🤖 AI Summary
This work addresses a critical vulnerability in current retrieval-augmented generation (RAG) systems, which are susceptible to limited-coverage and easily detectable attacks when handling cross-topic, semantically connected query networks. The authors propose DiscourseFlip, a black-box, discourse-level opinion manipulation attack that formalizes this threat model for the first time, overcoming the constraints of traditional single-query or locally scoped attacks. Leveraging a graph-structured agent mechanism and a dynamic poisoning allocation algorithm, DiscourseFlip orchestrates opinion shifts across a multi-topic query space under tight budget constraints.
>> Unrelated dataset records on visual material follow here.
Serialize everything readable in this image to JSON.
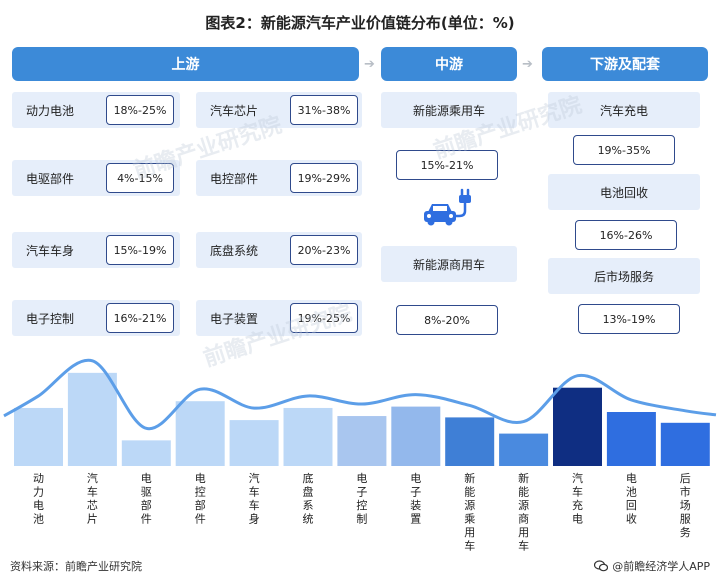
{
  "title": "图表2：新能源汽车产业价值链分布(单位：%)",
  "headers": {
    "upstream": "上游",
    "midstream": "中游",
    "downstream": "下游及配套"
  },
  "upstream_items": [
    {
      "label": "动力电池",
      "pct": "18%-25%"
    },
    {
      "label": "汽车芯片",
      "pct": "31%-38%"
    },
    {
      "label": "电驱部件",
      "pct": "4%-15%"
    },
    {
      "label": "电控部件",
      "pct": "19%-29%"
    },
    {
      "label": "汽车车身",
      "pct": "15%-19%"
    },
    {
      "label": "底盘系统",
      "pct": "20%-23%"
    },
    {
      "label": "电子控制",
      "pct": "16%-21%"
    },
    {
      "label": "电子装置",
      "pct": "19%-25%"
    }
  ],
  "midstream_items": [
    {
      "label": "新能源乘用车",
      "pct": "15%-21%"
    },
    {
      "label": "新能源商用车",
      "pct": "8%-20%"
    }
  ],
  "downstream_items": [
    {
      "label": "汽车充电",
      "pct": "19%-35%"
    },
    {
      "label": "电池回收",
      "pct": "16%-26%"
    },
    {
      "label": "后市场服务",
      "pct": "13%-19%"
    }
  ],
  "icons": {
    "ev": "ev-charging-car-icon",
    "wechat": "wechat-icon"
  },
  "watermark": "前瞻产业研究院",
  "source": "资料来源：前瞻产业研究院",
  "brand": "@前瞻经济学人APP",
  "chart_data": {
    "type": "bar",
    "categories": [
      "动力电池",
      "汽车芯片",
      "电驱部件",
      "电控部件",
      "汽车车身",
      "底盘系统",
      "电子控制",
      "电子装置",
      "新能源乘用车",
      "新能源商用车",
      "汽车充电",
      "电池回收",
      "后市场服务"
    ],
    "values": [
      21.5,
      34.5,
      9.5,
      24,
      17,
      21.5,
      18.5,
      22,
      18,
      12,
      29,
      20,
      16
    ],
    "colors": [
      "#bcd8f7",
      "#bcd8f7",
      "#bcd8f7",
      "#bcd8f7",
      "#bcd8f7",
      "#bcd8f7",
      "#a9c6ef",
      "#93b8ec",
      "#3f7fd6",
      "#4a8adf",
      "#0f2e82",
      "#2f6ee0",
      "#2f6ee0"
    ],
    "curve_color": "#5c9ee8",
    "title": "",
    "xlabel": "",
    "ylabel": "",
    "ylim": [
      0,
      40
    ],
    "grid": false
  }
}
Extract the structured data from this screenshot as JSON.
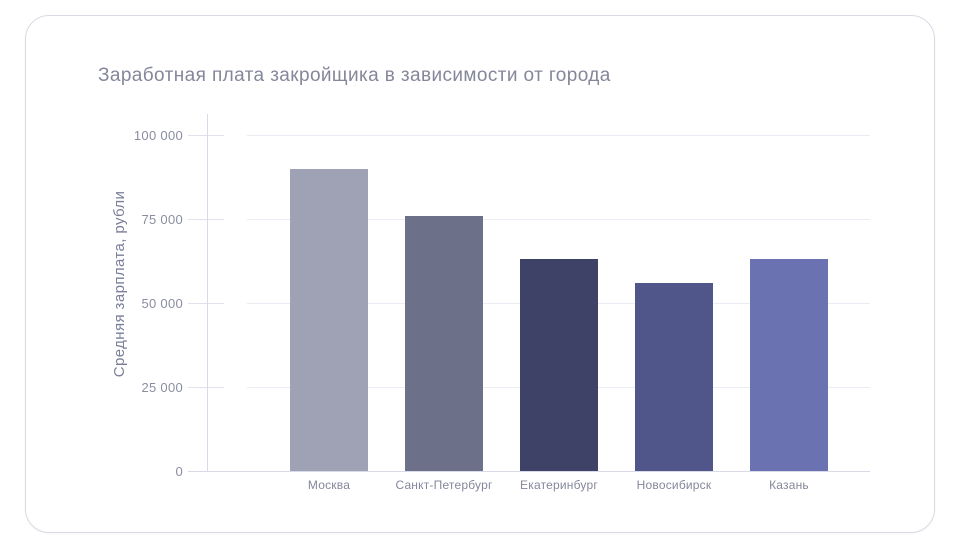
{
  "card": {
    "title": "Заработная плата закройщика в зависимости от города"
  },
  "chart_data": {
    "type": "bar",
    "title": "Заработная плата закройщика в зависимости от города",
    "xlabel": "",
    "ylabel": "Средняя зарплата, рубли",
    "categories": [
      "Москва",
      "Санкт-Петербург",
      "Екатеринбург",
      "Новосибирск",
      "Казань"
    ],
    "values": [
      90000,
      76000,
      63000,
      56000,
      63000
    ],
    "ylim": [
      0,
      100000
    ],
    "yticks": [
      0,
      25000,
      50000,
      75000,
      100000
    ],
    "ytick_labels": [
      "0",
      "25 000",
      "50 000",
      "75 000",
      "100 000"
    ],
    "bar_colors": [
      "#9fa2b4",
      "#6c7089",
      "#3e4266",
      "#51568a",
      "#6b72b2"
    ],
    "grid": true,
    "legend": false,
    "colors": {
      "title_text": "#84879a",
      "axis_text": "#8a8da0",
      "gridline": "#ebedf4",
      "axis_line": "#d8dbe7",
      "card_border": "#d8dbe5",
      "background": "#ffffff"
    }
  }
}
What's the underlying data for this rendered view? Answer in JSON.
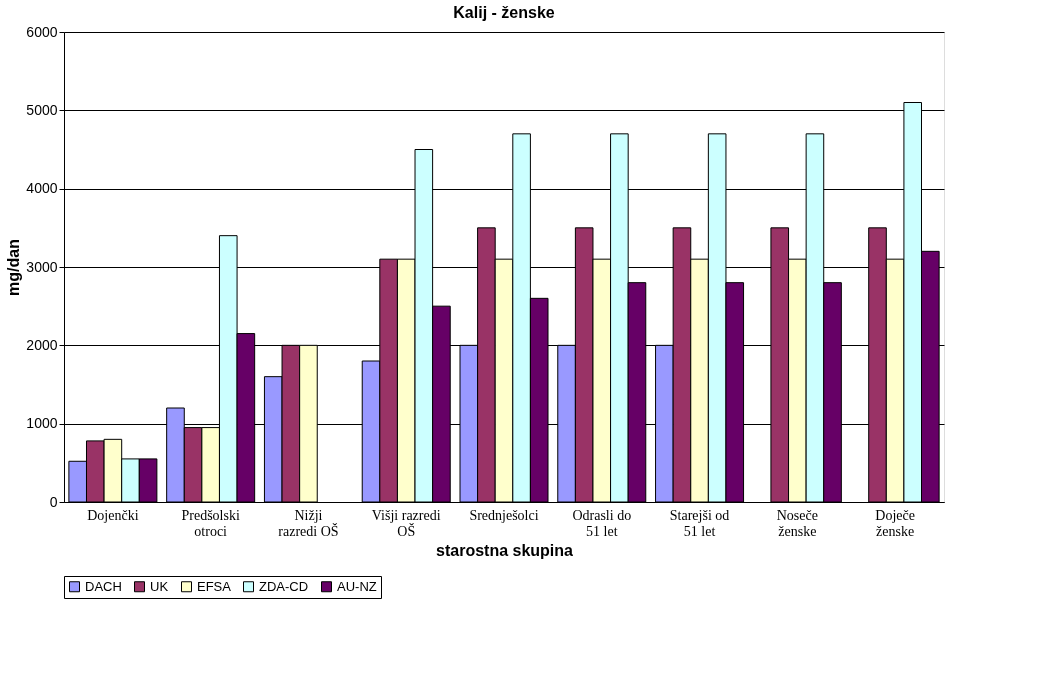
{
  "chart_data": {
    "type": "bar",
    "title": "Kalij  - ženske",
    "xlabel": "starostna skupina",
    "ylabel": "mg/dan",
    "categories": [
      "Dojenčki",
      "Predšolski\notroci",
      "Nižji\nrazredi OŠ",
      "Višji razredi\nOŠ",
      "Srednješolci",
      "Odrasli do\n51 let",
      "Starejši od\n51 let",
      "Noseče\nženske",
      "Doječe\nženske"
    ],
    "series": [
      {
        "name": "DACH",
        "color": "#9999ff",
        "values": [
          520,
          1200,
          1600,
          1800,
          2000,
          2000,
          2000,
          null,
          null
        ]
      },
      {
        "name": "UK",
        "color": "#993366",
        "values": [
          780,
          950,
          2000,
          3100,
          3500,
          3500,
          3500,
          3500,
          3500
        ]
      },
      {
        "name": "EFSA",
        "color": "#ffffcc",
        "values": [
          800,
          950,
          2000,
          3100,
          3100,
          3100,
          3100,
          3100,
          3100
        ]
      },
      {
        "name": "ZDA-CD",
        "color": "#ccffff",
        "values": [
          550,
          3400,
          null,
          4500,
          4700,
          4700,
          4700,
          4700,
          5100
        ]
      },
      {
        "name": "AU-NZ",
        "color": "#660066",
        "values": [
          550,
          2150,
          null,
          2500,
          2600,
          2800,
          2800,
          2800,
          3200
        ]
      }
    ],
    "ylim": [
      0,
      6000
    ],
    "yticks": [
      0,
      1000,
      2000,
      3000,
      4000,
      5000,
      6000
    ],
    "grid": "y",
    "legend": "bottom"
  }
}
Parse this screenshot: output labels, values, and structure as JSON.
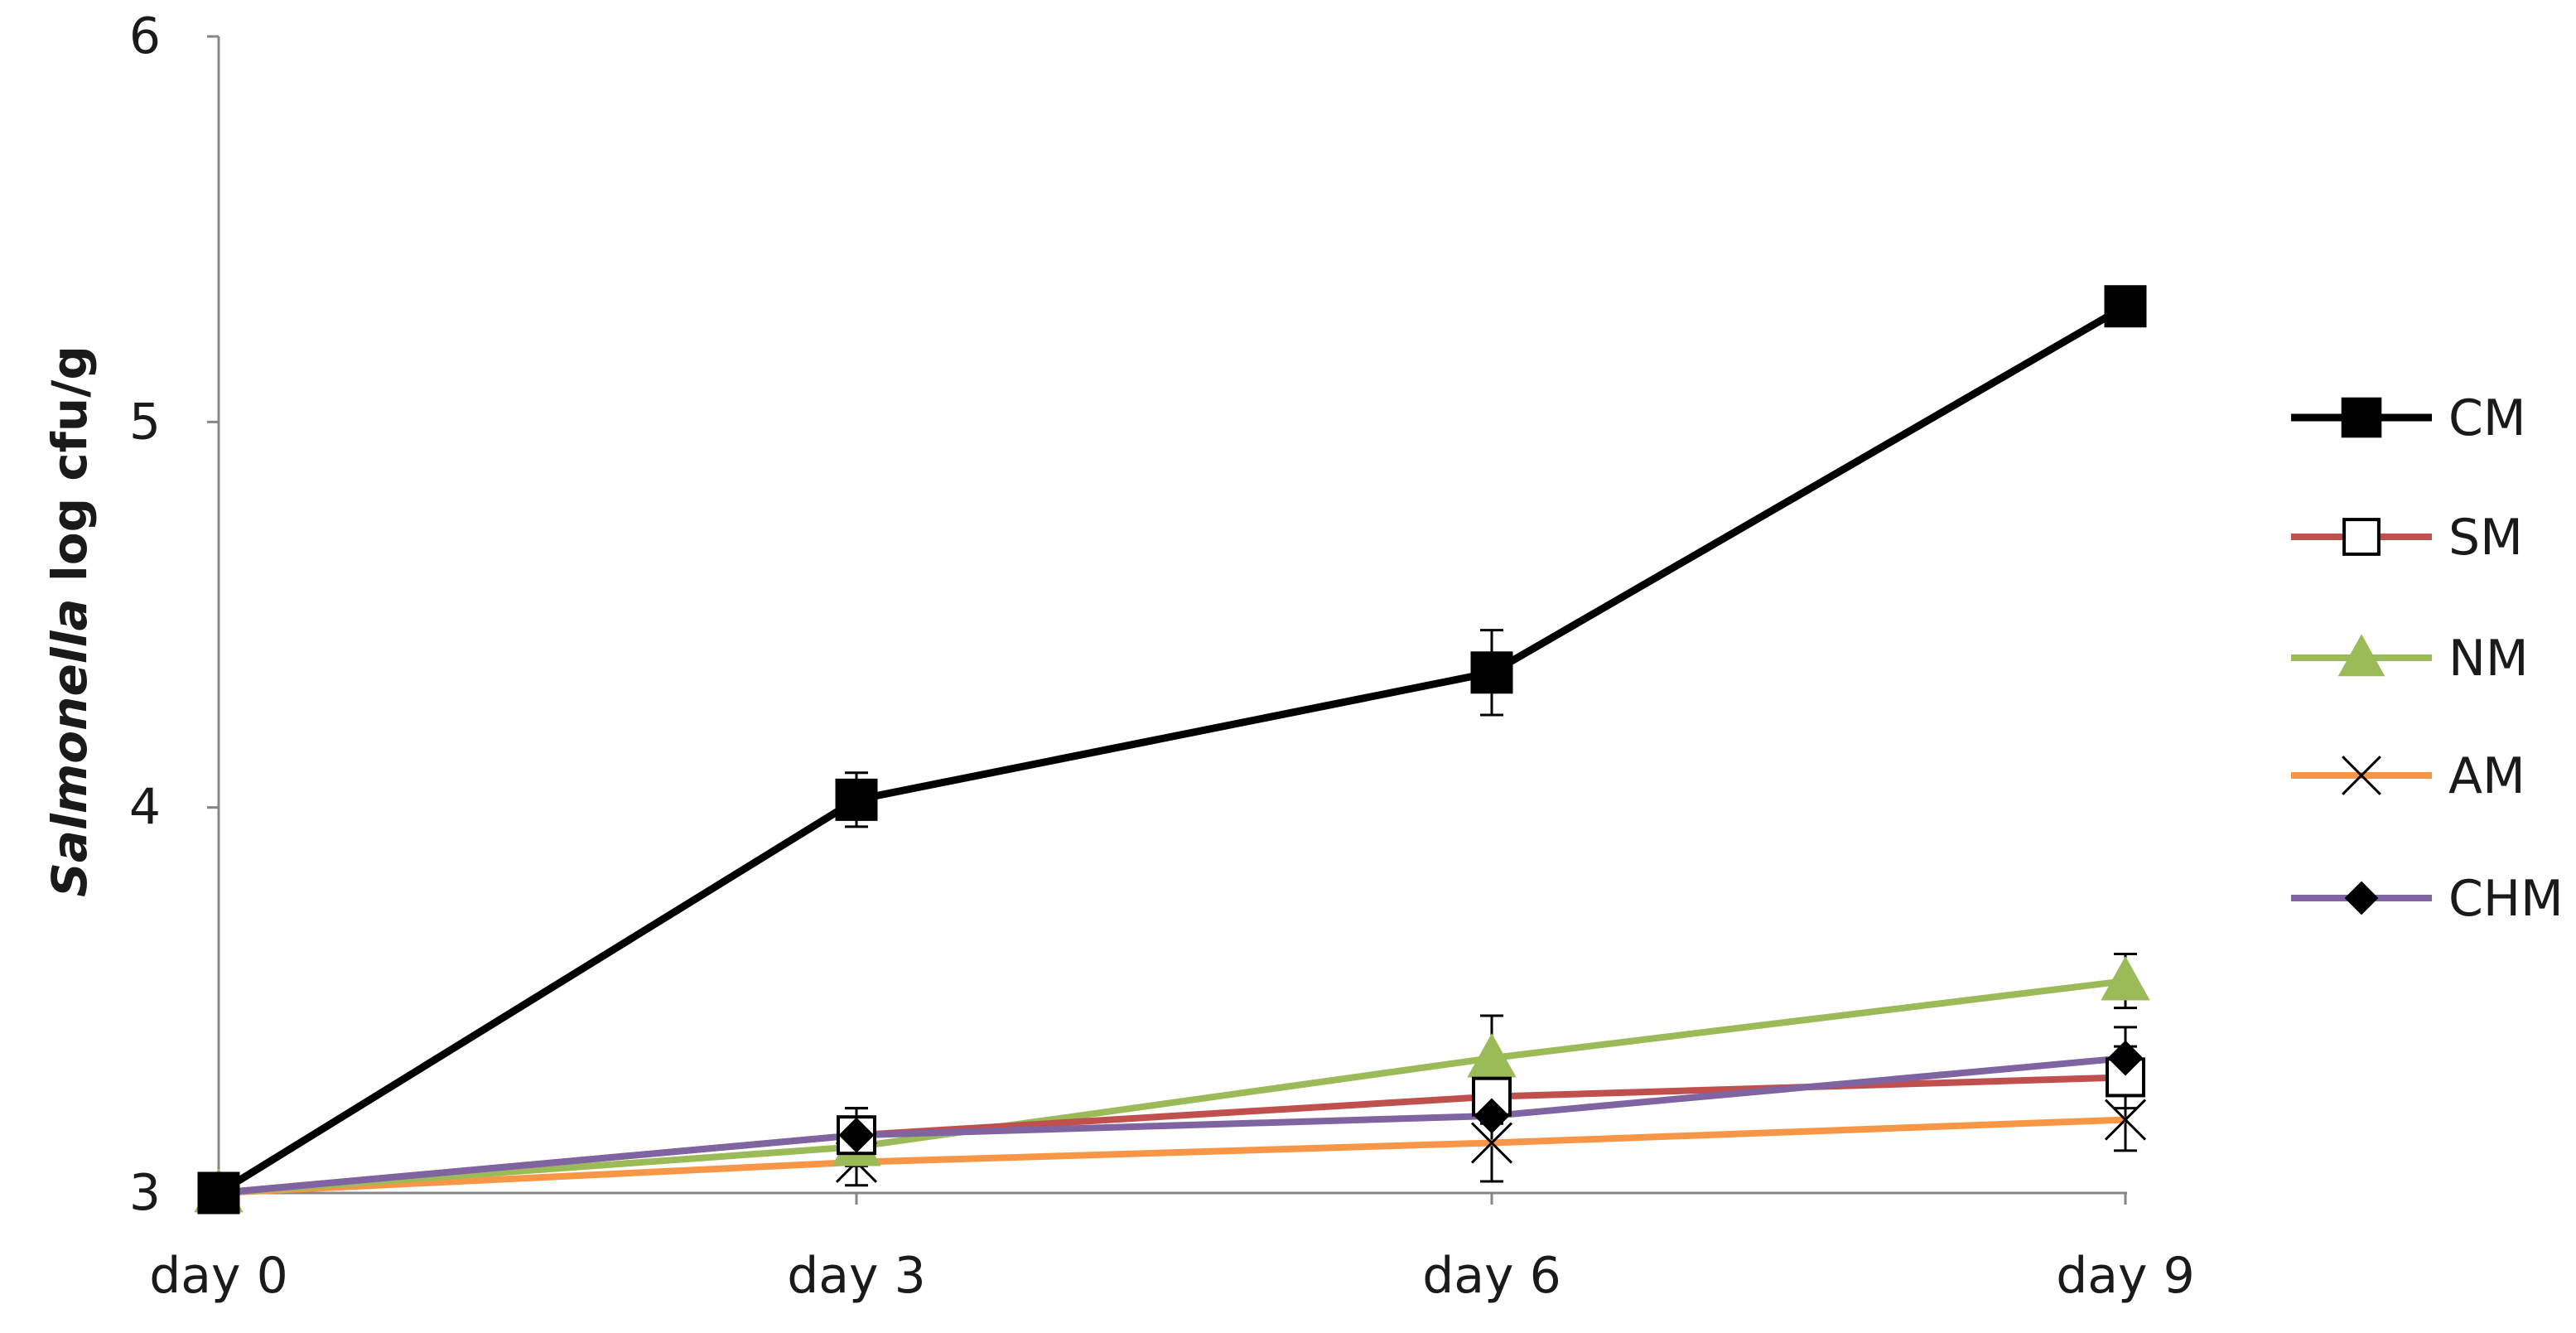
{
  "chart_data": {
    "type": "line",
    "title": "",
    "xlabel": "",
    "ylabel_italic": "Salmonella",
    "ylabel_rest": " log cfu/g",
    "categories": [
      "day 0",
      "day 3",
      "day 6",
      "day 9"
    ],
    "ylim": [
      3,
      6
    ],
    "yticks": [
      "3",
      "4",
      "5",
      "6"
    ],
    "grid": false,
    "legend_position": "right",
    "series": [
      {
        "name": "CM",
        "color": "#000000",
        "marker": "square-filled",
        "values": [
          3.0,
          4.02,
          4.35,
          5.3
        ],
        "errors": [
          0.0,
          0.07,
          0.11,
          0.03
        ]
      },
      {
        "name": "SM",
        "color": "#C0504D",
        "marker": "square-open",
        "values": [
          3.0,
          3.15,
          3.25,
          3.3
        ],
        "errors": [
          0.0,
          0.07,
          0.07,
          0.08
        ]
      },
      {
        "name": "NM",
        "color": "#9BBB59",
        "marker": "triangle",
        "values": [
          3.0,
          3.12,
          3.35,
          3.55
        ],
        "errors": [
          0.0,
          0.05,
          0.11,
          0.07
        ]
      },
      {
        "name": "AM",
        "color": "#F79646",
        "marker": "x",
        "values": [
          3.0,
          3.08,
          3.13,
          3.19
        ],
        "errors": [
          0.0,
          0.06,
          0.1,
          0.08
        ]
      },
      {
        "name": "CHM",
        "color": "#8064A2",
        "marker": "diamond",
        "values": [
          3.0,
          3.15,
          3.2,
          3.35
        ],
        "errors": [
          0.0,
          0.07,
          0.07,
          0.08
        ]
      }
    ]
  }
}
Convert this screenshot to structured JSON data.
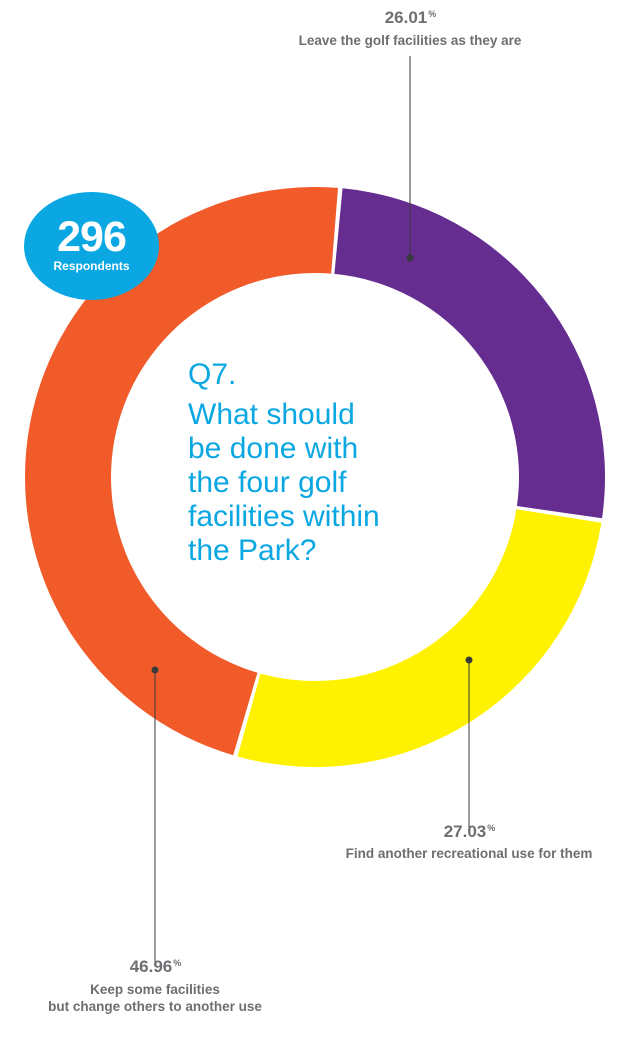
{
  "badge": {
    "count": "296",
    "label": "Respondents",
    "color": "#0aa7e2"
  },
  "question": {
    "number": "Q7.",
    "text": "What should be done with the four golf facilities within the Park?",
    "lines": [
      "What should",
      "be done with",
      "the four golf",
      "facilities within",
      "the Park?"
    ],
    "color": "#0aa7e2"
  },
  "chart_data": {
    "type": "pie",
    "variant": "donut",
    "unit": "%",
    "slices": [
      {
        "key": "leave",
        "value": 26.01,
        "value_label": "26.01",
        "label_lines": [
          "Leave the golf facilities as they are"
        ],
        "color": "#662d91"
      },
      {
        "key": "find",
        "value": 27.03,
        "value_label": "27.03",
        "label_lines": [
          "Find another recreational use for them"
        ],
        "color": "#fff200"
      },
      {
        "key": "keep",
        "value": 46.96,
        "value_label": "46.96",
        "label_lines": [
          "Keep some facilities",
          "but change others to another use"
        ],
        "color": "#f15a29"
      }
    ],
    "legend": "none",
    "grid": false
  }
}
Experimental results demonstrate that DiscourseFlip substantially outperforms baseline methods in both coverage and effectiveness, while user studies confirm its high stealthiness. Moreover, existing defense mechanisms prove largely ineffective against this novel attack paradigm.
📝 Abstract
Retrieval-Augmented Generation (RAG) systems are widely deployed and increasingly influential, but their reliance on external corpora exposes new security risks from poisoned retrieval content. Existing RAG attacks are largely focusing on individual queries or narrow topic-local query sets, which limits their practical reach and offers limited camouflage in real-world settings. In this paper, we introduce discourse-level opinion manipulation, a new threat model in which coordinated influence across a semantic query network induces opinion shifts over a holistic, multi-topic query space. We formalize this threat in a black-box setting and propose DiscourseFlip, an agentic, graph-guided attack that dynamically allocates a limited poisoning budget to maximize discourse-level opinion deviation. Extensive experiments demonstrate that DiscourseFlip consistently induces targeted opinion shifts across the contextualized query network and significantly outperforms existing baselines in terms of coverage and effectiveness. User studies further confirm that DiscourseFlip is effective while remaining well camouflaged from user detection. Moreover, systematic analyses show that existing mitigation strategies are ineffective against discourse-level manipulation, underscoring the urgent need for more robust and adaptive defenses to address discourse-level vulnerabilities.